Here's what I have reported back by Igenex:
LYME IgM Western Blot
Bands:
**23-25 kDa IND (Indeterminate)
**31 kDa ++ (positive)
**34 kDa IND (Indeterminate)
**39 kDa +
**41 kDa ++
**83-93 kDa IND (Indeterminate)
INTERPRETATION:
By IGenex criteria, IgM WB is considered positive if two or more of the DOUBLE-STARRED BANDS are present. The IgM is considered negative if less than 2 STARRED BANDS are present.

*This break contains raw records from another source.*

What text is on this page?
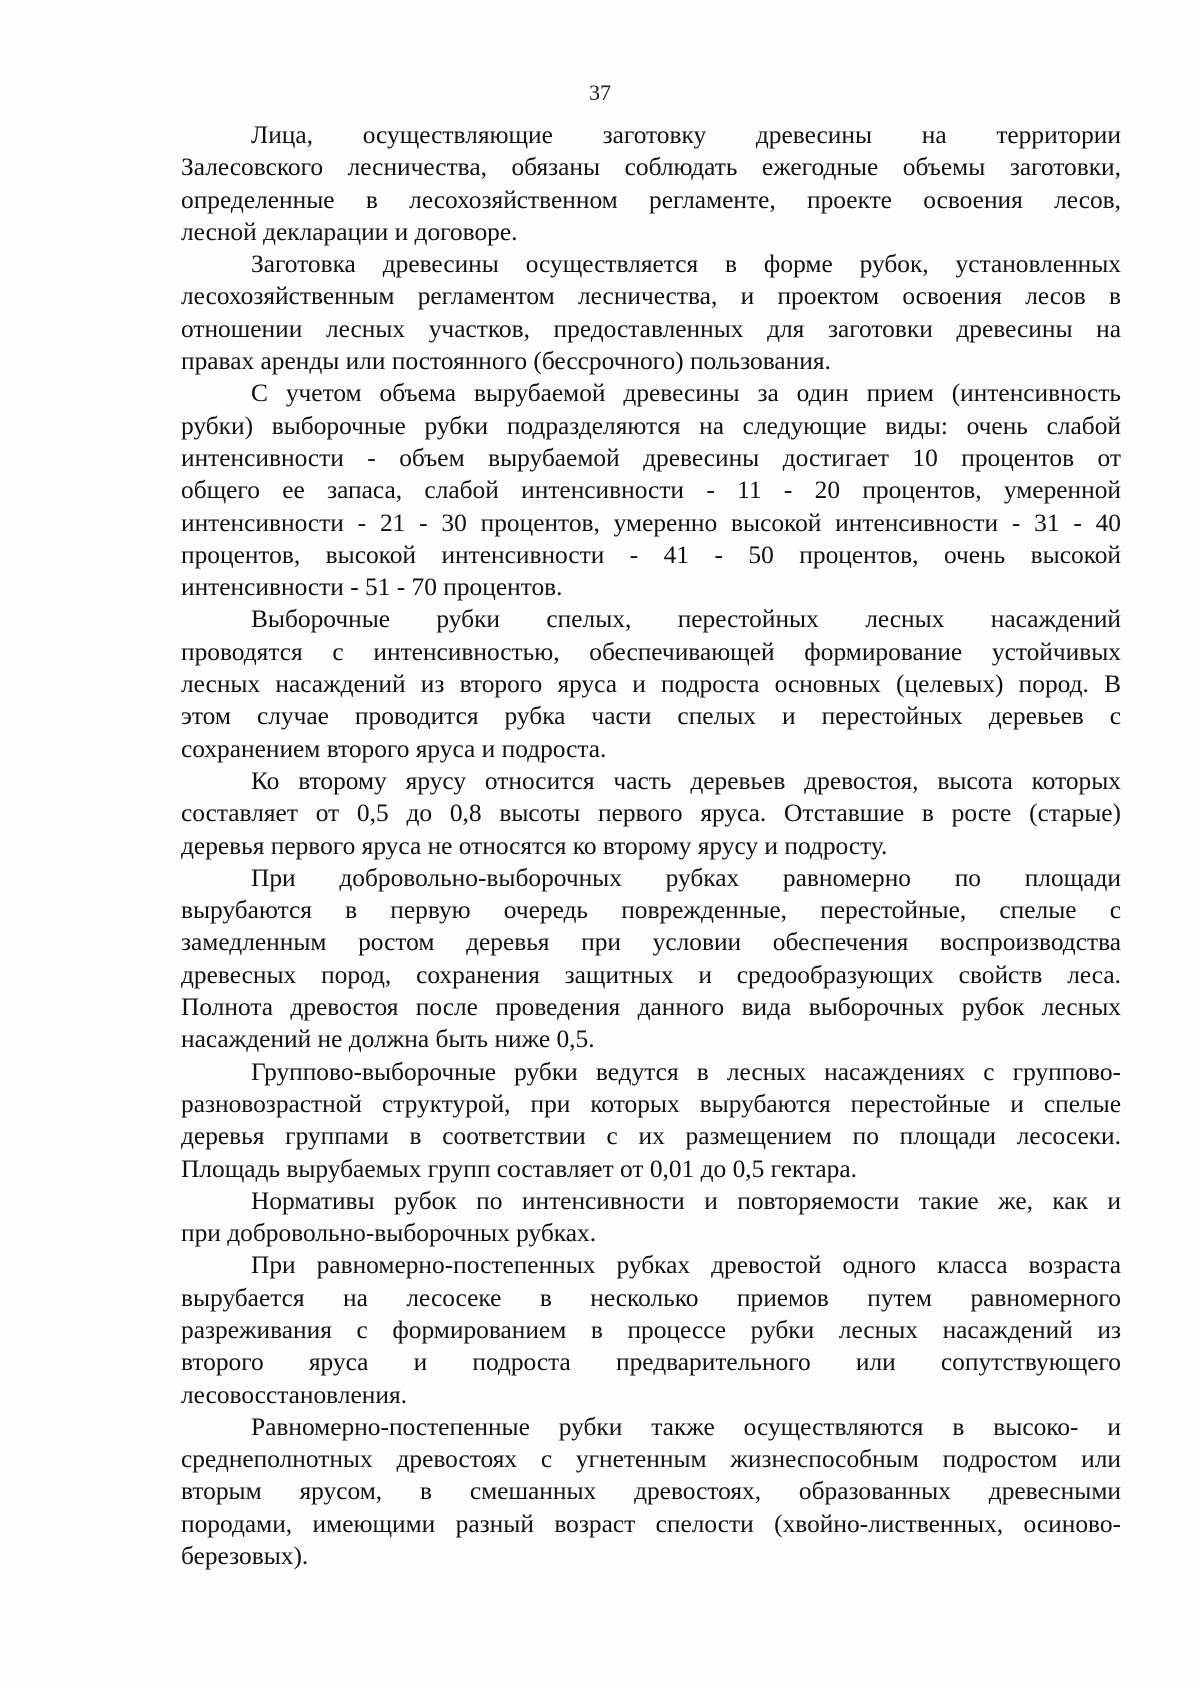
37
Лица, осуществляющие заготовку древесины на территории
Залесовского лесничества, обязаны соблюдать ежегодные объемы заготовки,
определенные в лесохозяйственном регламенте, проекте освоения лесов,
лесной декларации и договоре.
Заготовка древесины осуществляется в форме рубок, установленных
лесохозяйственным регламентом лесничества, и проектом освоения лесов в
отношении лесных участков, предоставленных для заготовки древесины на
правах аренды или постоянного (бессрочного) пользования.
С учетом объема вырубаемой древесины за один прием (интенсивность
рубки) выборочные рубки подразделяются на следующие виды: очень слабой
интенсивности - объем вырубаемой древесины достигает 10 процентов от
общего ее запаса, слабой интенсивности - 11 - 20 процентов, умеренной
интенсивности - 21 - 30 процентов, умеренно высокой интенсивности - 31 - 40
процентов, высокой интенсивности - 41 - 50 процентов, очень высокой
интенсивности - 51 - 70 процентов.
Выборочные рубки спелых, перестойных лесных насаждений
проводятся с интенсивностью, обеспечивающей формирование устойчивых
лесных насаждений из второго яруса и подроста основных (целевых) пород. В
этом случае проводится рубка части спелых и перестойных деревьев с
сохранением второго яруса и подроста.
Ко второму ярусу относится часть деревьев древостоя, высота которых
составляет от 0,5 до 0,8 высоты первого яруса. Отставшие в росте (старые)
деревья первого яруса не относятся ко второму ярусу и подросту.
При добровольно-выборочных рубках равномерно по площади
вырубаются в первую очередь поврежденные, перестойные, спелые с
замедленным ростом деревья при условии обеспечения воспроизводства
древесных пород, сохранения защитных и средообразующих свойств леса.
Полнота древостоя после проведения данного вида выборочных рубок лесных
насаждений не должна быть ниже 0,5.
Группово-выборочные рубки ведутся в лесных насаждениях с группово-
разновозрастной структурой, при которых вырубаются перестойные и спелые
деревья группами в соответствии с их размещением по площади лесосеки.
Площадь вырубаемых групп составляет от 0,01 до 0,5 гектара.
Нормативы рубок по интенсивности и повторяемости такие же, как и
при добровольно-выборочных рубках.
При равномерно-постепенных рубках древостой одного класса возраста
вырубается на лесосеке в несколько приемов путем равномерного
разреживания с формированием в процессе рубки лесных насаждений из
второго яруса и подроста предварительного или сопутствующего
лесовосстановления.
Равномерно-постепенные рубки также осуществляются в высоко- и
среднеполнотных древостоях с угнетенным жизнеспособным подростом или
вторым ярусом, в смешанных древостоях, образованных древесными
породами, имеющими разный возраст спелости (хвойно-лиственных, осиново-
березовых).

IGENEX IGM RESULT: POSITIVE
CDC/NYS RESULT: POSITIVE
It is also important to understand that IND (Indeterminate) is a Trace of Protein binding and is an additional marker for possible Lyme exposure.
There are limitations due to non-specific binding of viral and other spirochetal antibodies.
An LLMD will be able to distinguish the pattern for Lyme, where as a regular physician will likely NOT!
Finally, a quote from Igenex:
"Diagnosis should not be based on laboratory tests alone. Results should be interpreted in conjunction with clinical symptoms and patient history!"
I hope this sheds some light on finding answer to your question
I'm going to try to answer your question. But I may not be able to since it's not known what lab was used, what test(s) were performed.
You don't have to supply any more information, if you don't wish to.
But, briefly, even tests from the best of Lyme specialty labs have limitations. And even more briefly-----there's nothing that is 'for sure' with Lyme.
I take it you're trying to decide if you have acute (recent) Lyme or not. Do you remember having a tick bite?
Did you have a rash around that tick bite? (None of those are really important because many people never remember a tick bite or get a rash.)
The IgM and IgG bands aren't set in stone. They can vary from day to day in the same person. Of course labs have to make an educated statement about the most prevalent data, but Bb has many resources to outwit that data.
We'll try to help, if we can. In the meantime, I hope you don't have Lyme. Do you have symptoms?